Program > Program by speaker > Murata Kei

Child Allowance, Public Investment in Education, and Economic Growth
Kei Murata  1@  
1 : Shizuoka University
836 Ohya Suruga-ku Shizuoka 422-8529 Japan -  Japan

This study employs an overlapping-generations model featuring public and private education to analyze whether providing child allowances and free high school education influence economic growth. Earlier studies that analyze public and private education (Glomm and Ravikumar, 1992; Cardak, 2004) do not consider endogenous fertility and whether individuals simultaneously choose public and private education.
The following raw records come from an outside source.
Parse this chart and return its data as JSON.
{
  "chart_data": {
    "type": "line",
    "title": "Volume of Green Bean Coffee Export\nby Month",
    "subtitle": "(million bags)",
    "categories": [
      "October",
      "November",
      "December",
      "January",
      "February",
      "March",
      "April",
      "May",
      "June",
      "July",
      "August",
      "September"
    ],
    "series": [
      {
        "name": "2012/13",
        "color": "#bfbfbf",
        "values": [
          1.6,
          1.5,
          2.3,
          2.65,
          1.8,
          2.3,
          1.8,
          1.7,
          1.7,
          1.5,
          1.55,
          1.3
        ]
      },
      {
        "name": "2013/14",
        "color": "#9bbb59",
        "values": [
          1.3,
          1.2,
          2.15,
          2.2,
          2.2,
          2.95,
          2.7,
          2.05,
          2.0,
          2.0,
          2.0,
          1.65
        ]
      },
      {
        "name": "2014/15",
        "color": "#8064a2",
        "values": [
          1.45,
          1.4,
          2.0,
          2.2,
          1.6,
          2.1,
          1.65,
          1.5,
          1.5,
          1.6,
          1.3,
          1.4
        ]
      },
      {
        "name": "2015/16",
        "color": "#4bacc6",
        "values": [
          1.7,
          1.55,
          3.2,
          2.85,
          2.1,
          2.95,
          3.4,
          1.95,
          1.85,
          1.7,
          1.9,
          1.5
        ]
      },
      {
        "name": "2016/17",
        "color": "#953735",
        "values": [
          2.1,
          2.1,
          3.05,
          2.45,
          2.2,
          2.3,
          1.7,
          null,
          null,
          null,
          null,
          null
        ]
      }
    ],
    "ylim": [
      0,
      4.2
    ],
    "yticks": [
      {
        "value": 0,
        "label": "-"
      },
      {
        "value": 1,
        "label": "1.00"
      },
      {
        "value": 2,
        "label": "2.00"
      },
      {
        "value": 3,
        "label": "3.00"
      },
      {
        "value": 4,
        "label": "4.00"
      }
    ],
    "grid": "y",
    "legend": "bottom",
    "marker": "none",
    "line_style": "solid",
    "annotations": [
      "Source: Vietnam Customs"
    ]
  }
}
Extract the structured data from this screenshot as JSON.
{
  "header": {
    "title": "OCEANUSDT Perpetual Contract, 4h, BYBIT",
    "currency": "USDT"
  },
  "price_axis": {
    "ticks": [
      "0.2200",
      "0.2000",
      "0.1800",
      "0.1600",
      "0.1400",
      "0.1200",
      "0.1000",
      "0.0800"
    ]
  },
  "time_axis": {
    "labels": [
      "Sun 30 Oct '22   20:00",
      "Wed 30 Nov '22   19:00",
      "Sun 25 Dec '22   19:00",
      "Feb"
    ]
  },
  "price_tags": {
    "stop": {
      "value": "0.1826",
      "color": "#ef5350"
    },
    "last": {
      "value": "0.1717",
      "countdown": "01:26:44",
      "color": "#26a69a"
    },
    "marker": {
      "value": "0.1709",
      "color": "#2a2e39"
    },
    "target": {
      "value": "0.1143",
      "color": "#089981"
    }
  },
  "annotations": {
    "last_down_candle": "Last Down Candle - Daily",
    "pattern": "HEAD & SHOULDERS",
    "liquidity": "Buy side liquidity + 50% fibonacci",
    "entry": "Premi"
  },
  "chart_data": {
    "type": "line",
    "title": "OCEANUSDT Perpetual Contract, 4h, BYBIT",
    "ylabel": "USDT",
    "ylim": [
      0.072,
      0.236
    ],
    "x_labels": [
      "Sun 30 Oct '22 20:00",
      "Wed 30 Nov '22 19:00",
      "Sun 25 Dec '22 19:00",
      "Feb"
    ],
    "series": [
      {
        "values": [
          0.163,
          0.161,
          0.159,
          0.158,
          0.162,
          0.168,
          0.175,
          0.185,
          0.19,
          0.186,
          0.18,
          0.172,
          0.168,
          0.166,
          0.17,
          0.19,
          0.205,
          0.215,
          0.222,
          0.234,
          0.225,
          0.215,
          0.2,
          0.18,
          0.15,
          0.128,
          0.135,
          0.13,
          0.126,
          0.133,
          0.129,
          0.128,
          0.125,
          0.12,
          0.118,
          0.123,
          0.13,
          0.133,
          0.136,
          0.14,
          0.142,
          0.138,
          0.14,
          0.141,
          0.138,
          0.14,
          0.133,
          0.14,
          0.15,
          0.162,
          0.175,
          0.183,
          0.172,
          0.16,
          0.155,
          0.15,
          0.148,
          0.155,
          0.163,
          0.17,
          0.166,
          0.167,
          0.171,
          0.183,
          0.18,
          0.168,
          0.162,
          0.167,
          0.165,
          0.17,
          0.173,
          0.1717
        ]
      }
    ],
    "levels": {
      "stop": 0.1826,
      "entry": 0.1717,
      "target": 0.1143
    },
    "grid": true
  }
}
Earlier studies that consider endogenous fertility and child allowances (Groezen, Leers, and Mejidam, 2003) disregard human capital accumulation. This study assumes people can choose both public and private education simultaneously and considers endogenous fertility and human capital accumulation. It introduces both child allowances and investment in public education financed by income taxes. If further considers how raising child allowances or investing in public education affects endogenous fertility, human capital accumulation, and economic growth. This study is motivated by evidence that the burden of meeting children's educational expenses is partly responsible for Japan's declining birthrate. It analyzes whether child allowances and free high school education can improve them. We find it unlikely such policies promote economic growth if they are financed by income taxes that cannot increased indefinitely.